A 55-member task force created by AACC, which met for the first time at the AACC convention, will tackle that, among other tasks.
The second strand focuses on developing a consistent message around apprenticeships. Some community colleges have clear, robust information publicly available about their apprenticeship programs, while others have little, if any, information on their programs, Worth said. The idea is to ensure information is consistent and available across participating colleges, she said. AACC will identify five to 10 components of apprenticeships that will serve as a framework for colleges.
The third strand will address direct technical support. To reach the bulk of the 16,000 new apprenticeships, AACC will select 80 locations to participate in ECCA, with each one creating 150 apprenticeships over three years, Worth said.
The final strand relies on industry partners to create apprenticeships. AACC will soon announce four major companies that will create 1,000 apprenticeships each to reach the 16,000 goal, Worth said.
Models from the field
Attendees of the session heard from leaders of Austin Community College (ACC) in Texas, Mississippi Gulf Coast Community College, Harper College in Illinois and the Dallas County Community College District. For ACC, which serves an area that has a 2.5 percent unemployment rate, the goal is to raise skills, wages and productivity. Over the next five years, the college aims to educate and train 10,000 people who live in poverty so they can earn a living wage, said President Richard Rhodes.
“That’s a big commitment and undertaking for us,” he said.
But ACC already has a framework internally through efforts such as guided pathways and externally through partnerships with companies such as Samsung. The relationship started when the college asked the company to serve on its program advisory committee, especially in advanced manufacturing. That resulted in $7 million of contract training for Samsung over five years, specifically in advanced manufacturing, robotics and electronics, Rhodes said.
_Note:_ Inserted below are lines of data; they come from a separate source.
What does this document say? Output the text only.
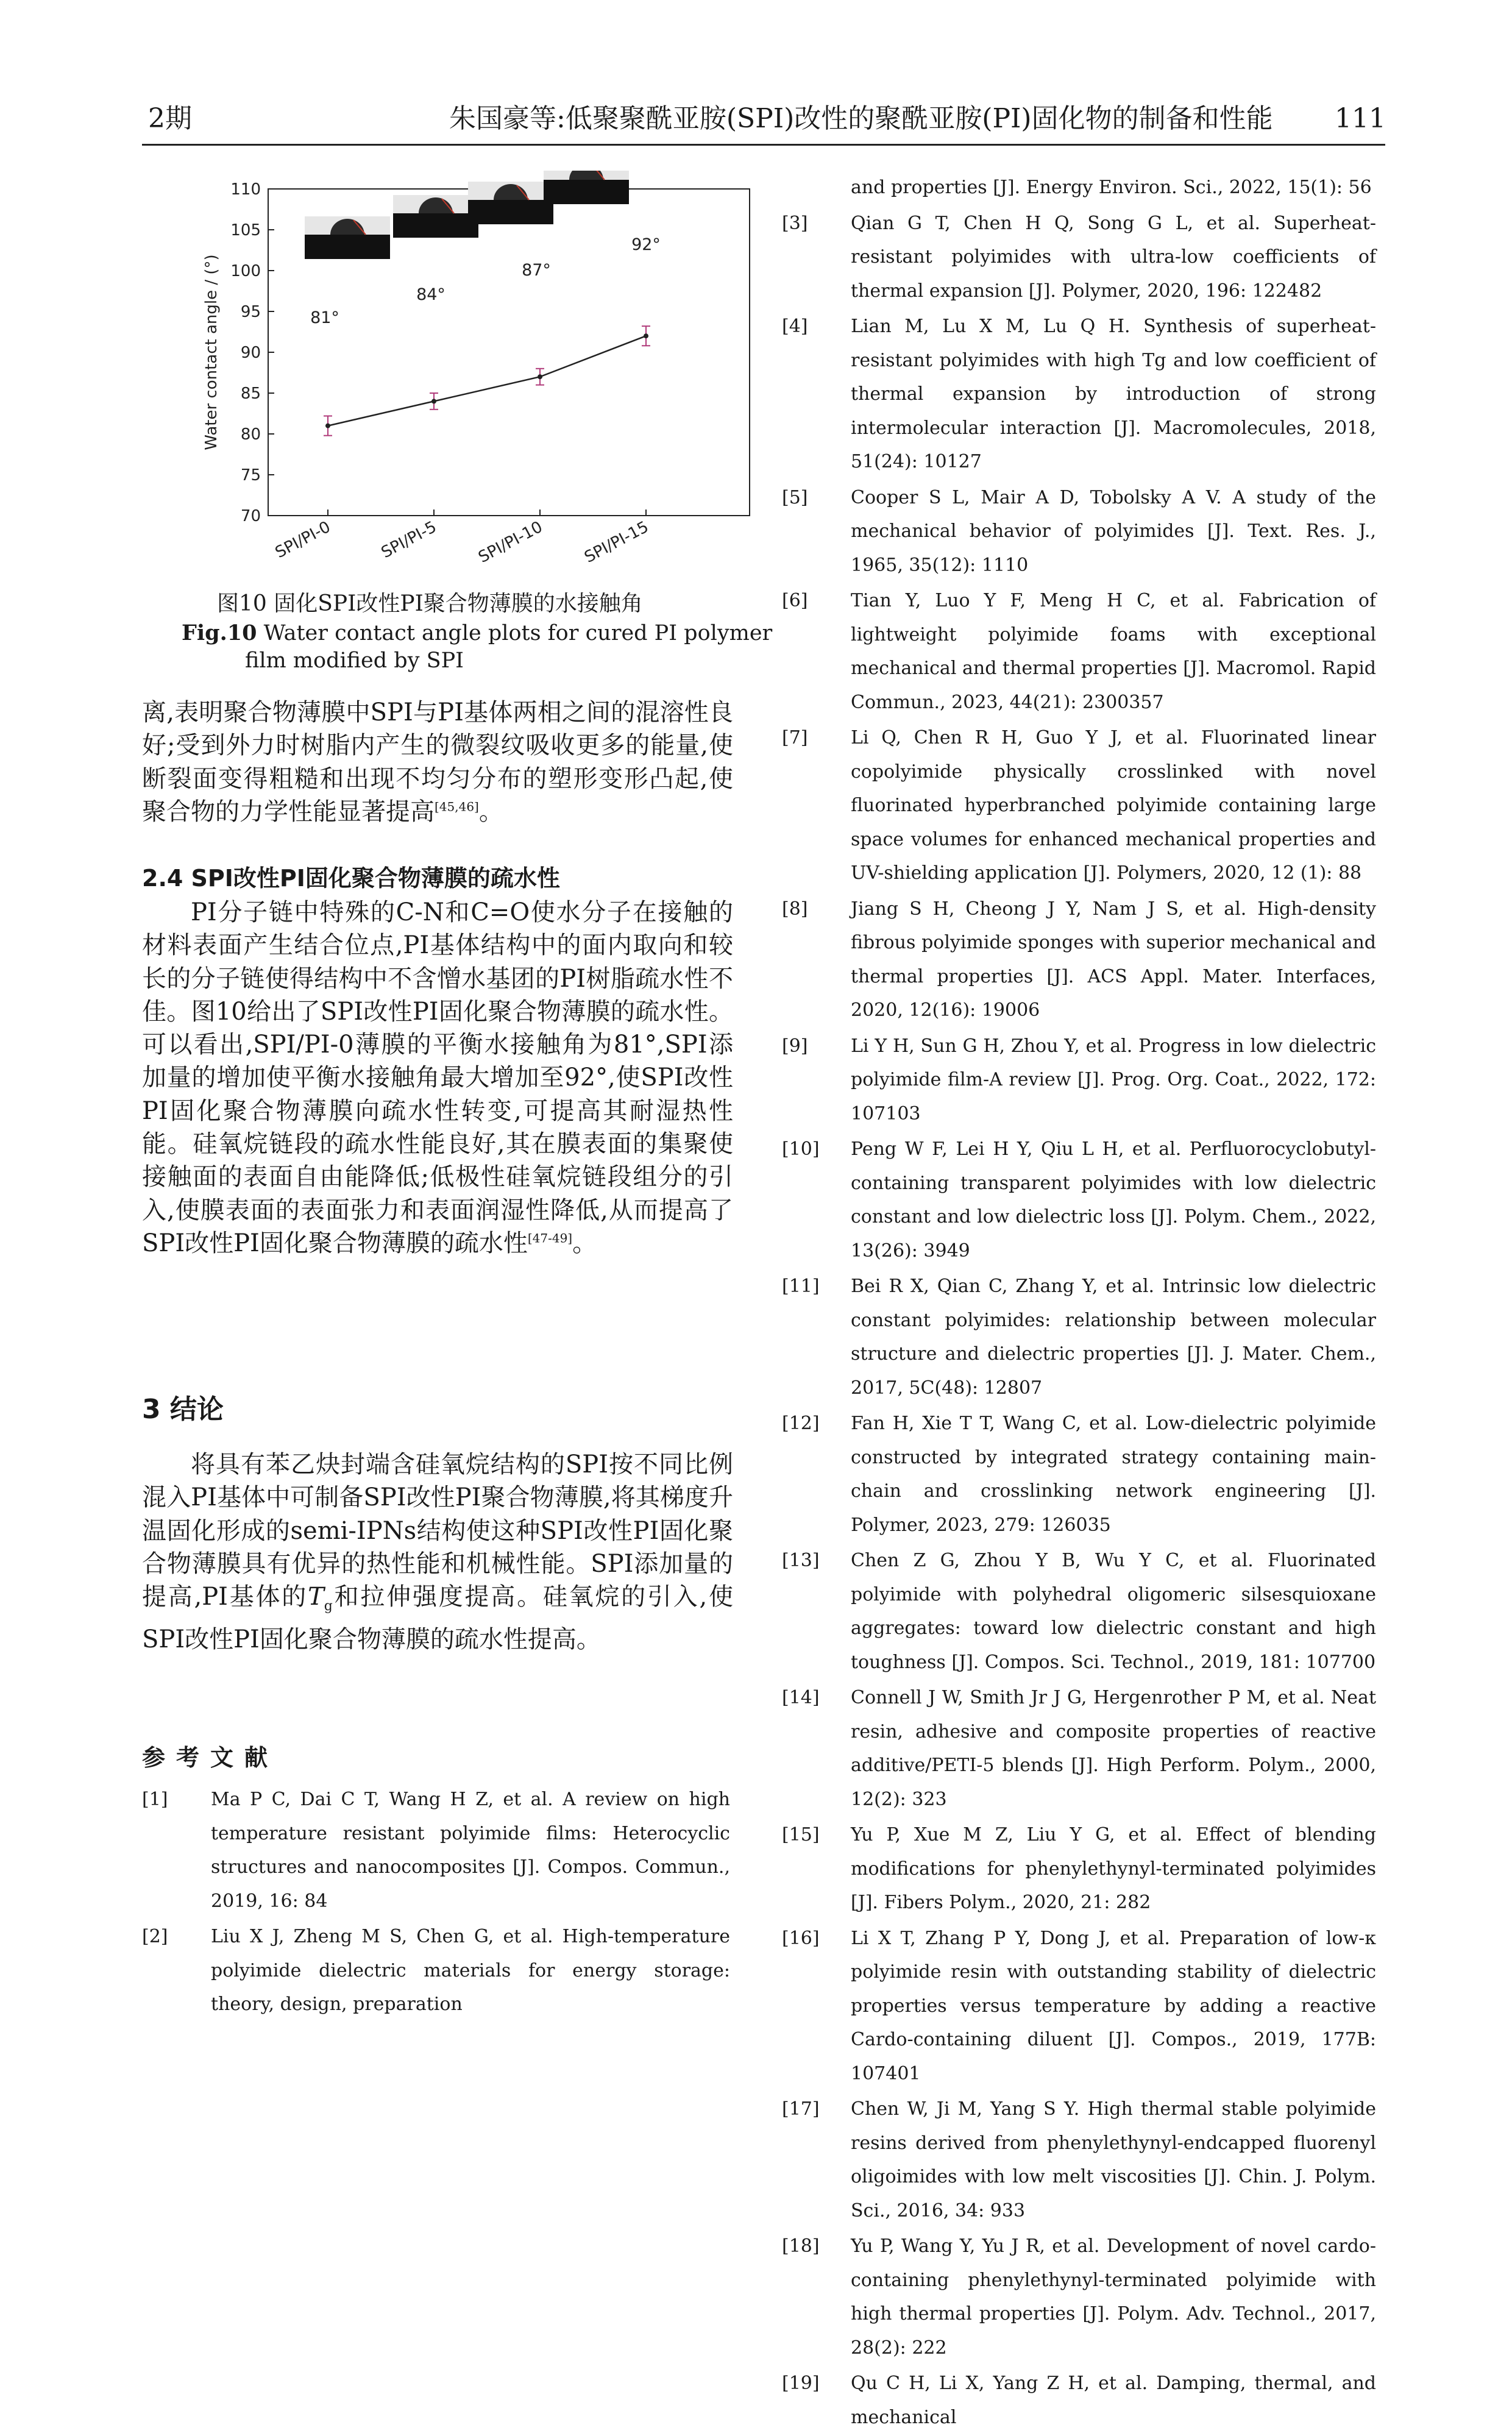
2期	朱国豪等:低聚聚酰亚胺(SPI)改性的聚酰亚胺(PI)固化物的制备和性能 111
Water contact angle / (°)
70
75
80
85
90
95
100
105
110
SPI/PI-0	SPI/PI-5 SPI/PI-10 SPI/PI-15
81°
84°
87°
92°
图10 固化SPI改性PI聚合物薄膜的水接触角
Fig.10 Water contact angle plots for cured PI polymer
film modified by SPI

离,表明聚合物薄膜中SPI与PI基体两相之间的混溶性良好;受到外力时树脂内产生的微裂纹吸收更多的能量,使断裂面变得粗糙和出现不均匀分布的塑形变形凸起,使聚合物的力学性能显著提高[45,46]。

2.4 SPI改性PI固化聚合物薄膜的疏水性

PI分子链中特殊的C-N和C=O使水分子在接触的材料表面产生结合位点,PI基体结构中的面内取向和较长的分子链使得结构中不含憎水基团的PI树脂疏水性不佳。图10给出了SPI改性PI固化聚合物薄膜的疏水性。可以看出,SPI/PI-0薄膜的平衡水接触角为81°,SPI添加量的增加使平衡水接触角最大增加至92°,使SPI改性PI固化聚合物薄膜向疏水性转变,可提高其耐湿热性能。硅氧烷链段的疏水性能良好,其在膜表面的集聚使接触面的表面自由能降低;低极性硅氧烷链段组分的引入,使膜表面的表面张力和表面润湿性降低,从而提高了SPI改性PI固化聚合物薄膜的疏水性[47-49]。

3 结论

将具有苯乙炔封端含硅氧烷结构的SPI按不同比例混入PI基体中可制备SPI改性PI聚合物薄膜,将其梯度升温固化形成的semi-IPNs结构使这种SPI改性PI固化聚合物薄膜具有优异的热性能和机械性能。SPI添加量的提高,PI基体的$T_g$和拉伸强度提高。硅氧烷的引入,使SPI改性PI固化聚合物薄膜的疏水性提高。

参考文献
[1] Ma P C, Dai C T, Wang H Z, et al. A review on high temperature resistant polyimide films: Heterocyclic structures and nanocomposites [J]. Compos. Commun., 2019, 16: 84
[2] Liu X J, Zheng M S, Chen G, et al. High-temperature polyimide dielectric materials for energy storage: theory, design, preparation
and properties [J]. Energy Environ. Sci., 2022, 15(1): 56
[3] Qian G T, Chen H Q, Song G L, et al. Superheat-resistant polyimides with ultra-low coefficients of thermal expansion [J]. Polymer, 2020, 196: 122482
[4] Lian M, Lu X M, Lu Q H. Synthesis of superheat-resistant polyimides with high Tg and low coefficient of thermal expansion by introduction of strong intermolecular interaction [J]. Macromolecules, 2018, 51(24): 10127
[5] Cooper S L, Mair A D, Tobolsky A V. A study of the mechanical behavior of polyimides [J]. Text. Res. J., 1965, 35(12): 1110
[6] Tian Y, Luo Y F, Meng H C, et al. Fabrication of lightweight polyimide foams with exceptional mechanical and thermal properties [J]. Macromol. Rapid Commun., 2023, 44(21): 2300357
[7] Li Q, Chen R H, Guo Y J, et al. Fluorinated linear copolyimide physically crosslinked with novel fluorinated hyperbranched polyimide containing large space volumes for enhanced mechanical properties and UV-shielding application [J]. Polymers, 2020, 12 (1): 88
[8] Jiang S H, Cheong J Y, Nam J S, et al. High-density fibrous polyimide sponges with superior mechanical and thermal properties [J]. ACS Appl. Mater. Interfaces, 2020, 12(16): 19006
[9] Li Y H, Sun G H, Zhou Y, et al. Progress in low dielectric polyimide film-A review [J]. Prog. Org. Coat., 2022, 172: 107103
[10] Peng W F, Lei H Y, Qiu L H, et al. Perfluorocyclobutyl-containing transparent polyimides with low dielectric constant and low dielectric loss [J]. Polym. Chem., 2022, 13(26): 3949
[11] Bei R X, Qian C, Zhang Y, et al. Intrinsic low dielectric constant polyimides: relationship between molecular structure and dielectric properties [J]. J. Mater. Chem., 2017, 5C(48): 12807
[12] Fan H, Xie T T, Wang C, et al. Low-dielectric polyimide constructed by integrated strategy containing main-chain and crosslinking network engineering [J]. Polymer, 2023, 279: 126035
[13] Chen Z G, Zhou Y B, Wu Y C, et al. Fluorinated polyimide with polyhedral oligomeric silsesquioxane aggregates: toward low dielectric constant and high toughness [J]. Compos. Sci. Technol., 2019, 181: 107700
[14] Connell J W, Smith Jr J G, Hergenrother P M, et al. Neat resin, adhesive and composite properties of reactive additive/PETI-5 blends [J]. High Perform. Polym., 2000, 12(2): 323
[15] Yu P, Xue M Z, Liu Y G, et al. Effect of blending modifications for phenylethynyl-terminated polyimides [J]. Fibers Polym., 2020, 21: 282
[16] Li X T, Zhang P Y, Dong J, et al. Preparation of low-κ polyimide resin with outstanding stability of dielectric properties versus temperature by adding a reactive Cardo-containing diluent [J]. Compos., 2019, 177B: 107401
[17] Chen W, Ji M, Yang S Y. High thermal stable polyimide resins derived from phenylethynyl-endcapped fluorenyl oligoimides with low melt viscosities [J]. Chin. J. Polym. Sci., 2016, 34: 933
[18] Yu P, Wang Y, Yu J R, et al. Development of novel cardo-containing phenylethynyl-terminated polyimide with high thermal properties [J]. Polym. Adv. Technol., 2017, 28(2): 222
[19] Qu C H, Li X, Yang Z H, et al. Damping, thermal, and mechanical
The college also is looking toward the future. ACC and Samsung joined to open a P-tech program at a local high school focused on advanced manufacturing. The company provides mentors for the students, job shadowing opportunities and paid internships, as well as an opportunity to work for Samsung. The college also has created pre-apprenticeship programs, which currently serves 35 low-income students.
Mississippi Gulf Coast Community College has well-regarded maritime apprenticeship programs that serve local industry. Faculty members meet with companies several times a year to ensure that the college’s programming is current and relevant, said President Mary Graham. But she noted that it’s important understand from the beginning what companies expect as well as their commitment.
“it’s important to have deep and crucial conversations with the industries you’re trying to serve,” she said.
That’s a point emphasized by Rebecca Lake, dean of workforce and economic development at Harper College, which has experience in developing registered apprenticeships in nontraditional industries, such as insurance. Lake provided tips on how to start successful apprenticeships, which include finding faculty that want to participate in apprenticeship efforts as well as a champion of the effort who will be persistent.
She also recommended hiring a team, even if they are part-time workers, who can canvass the community and talk directly with companies about apprenticeships. If there is skepticism about apprenticeships, she recommended creating a pilot program to test how it could work.
When asked if labor unions — which are traditionally associated with registered apprenticeships — are pushing back against community colleges providing such training, Lake said that hasn’t been her experience. It works as long as colleges are having transparent conversations with companies and unions, which often provide mentors for such apprenticeships.